Weight-loss research roundup

The New England Journal of Medicine recently considered the problem of “which diet is best” in an editorial. The author observed several problems with weight loss trials, including the lack of control groups, the problems with monitoring people, and the difficulty of getting folks to do something that they may not really want to do.

Astutely, the author notes:

The inability of the volunteers to maintain their diets must give us pause. The study was led by seasoned investigators who were experienced in the performance of diet and drug trials. The participants were highly educated, enthusiastic, and carefully selected. They were offered 59 group and 13 individual training sessions over the course of 2 years. Nonetheless, their body-mass index (the weight in kilograms divided by the square of the height in meters) after 2 years averaged 31 to 32 and was moving up again. Thus, even these highly motivated, intelligent participants who were coached by expert professionals could not achieve the weight losses needed to reverse the obesity epidemic. The results would probably have been worse among poor, uneducated subjects. Evidently, individual treatment is powerless against an environment that offers so many high-calorie foods and labor-saving devices.
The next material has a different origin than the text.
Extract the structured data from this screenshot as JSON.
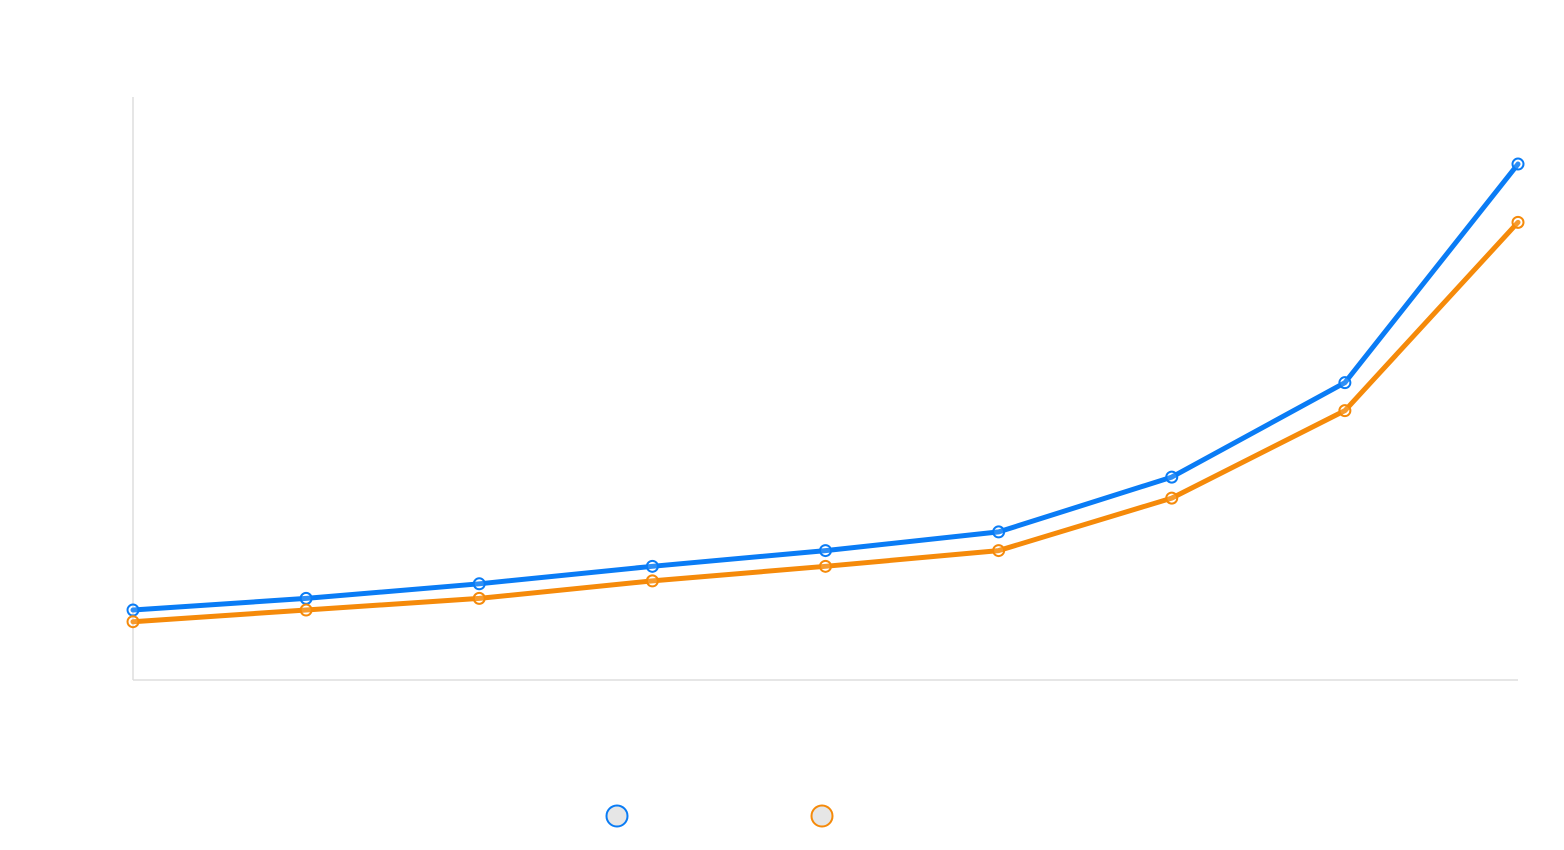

It is obvious by now that weight losses among participants in diet trials will at best average 3 to 4 kg after 2 to 4 years and that they will be less among people who are poor or uneducated, groups that are hit hardest by obesity. We do not need another diet trial; we need a change of paradigm… Like cholera, obesity may be a problem that cannot be solved by individual persons but that requires community action.

Now, I’m sure we can all agree that having some level of self-motivation is important. Otherwise you’d just end up “lying in bed just like Brian Wilson did”. But as motivated as we all are, it’s really hard to fight against the tide of shit food and inhumanely constructed physical environments that practically demand that we sit in cars. On my last days in LA, I was on my own in a hotel. I almost literally had to forage for food: the nearest grocery store was nearly 2 miles away, and I was the only person walking. The streets were laid out to privilege the car, not the walking human. I had to dodge traffic and trudge across vast parking lots. When in the store I had to filter out plenty of loud, colourful, visually attractive things begging me to buy sugary procssed garbage.

Imagine trying to shop for a family of 4 without a car in this kind of community. Imagine trying to deal with a toddler while trying to pick up dinner, excavating the aisles to find something — anything — not full of crap: colourings, sodium, sugar, hydrogenated fats, paradichlorobenzeneestermethyl-blue. I’m a food magazine editor and so called expert, and it still took me way longer than it should have to figure out what kinds of things I could safely and sanely consume. (New sugar discovery: in fish. Why? WHYYYYY?!) The hilarious irony of that situation is that I walked past two gyms and a Pilates studio to get to that grocery store… and of course nobody else would have walked to their gym.

In other words, trying to lose weight and keep it off, and stay in shape in an obesegenic environment requires a massive act of will and motivation. It can be done, of course — and many of y’all are a testament to that. But it’s really fucking hard. Why don’t we start trying to make it easier on ourselves?! Demand better from our grocers and our food providers. Demand better from our community planners and municipal governments. Demand sidewalks, parks, bike lanes, good public transit, and high-density, human-scale urban planning. Reconsider our priorities in real estate — do we want a big cavernous house in the middle of a razed field or a smaller, manageable home in a community that allows us to know our neighbours and walk to the damn grocery store?

Meanwhile a study in the International Journal of Obesity reports a comparison between people who lost weight via surgery and via non-surgical methods such as diet and exercise. While both groups regained a bit of weight, they weren’t substantially different. What surgery patients shared, though, was less physical activity, more fast food and fat consumption, less dietary restraint, and higher depression and stress. People who were susceptible to external cues (such as availability of food, or stressful situations) gained weight back regardless of how they lost it. As always, “what diet should I follow” is an important question, but perhaps not as important as “what’s around me and how am I dealing with it?”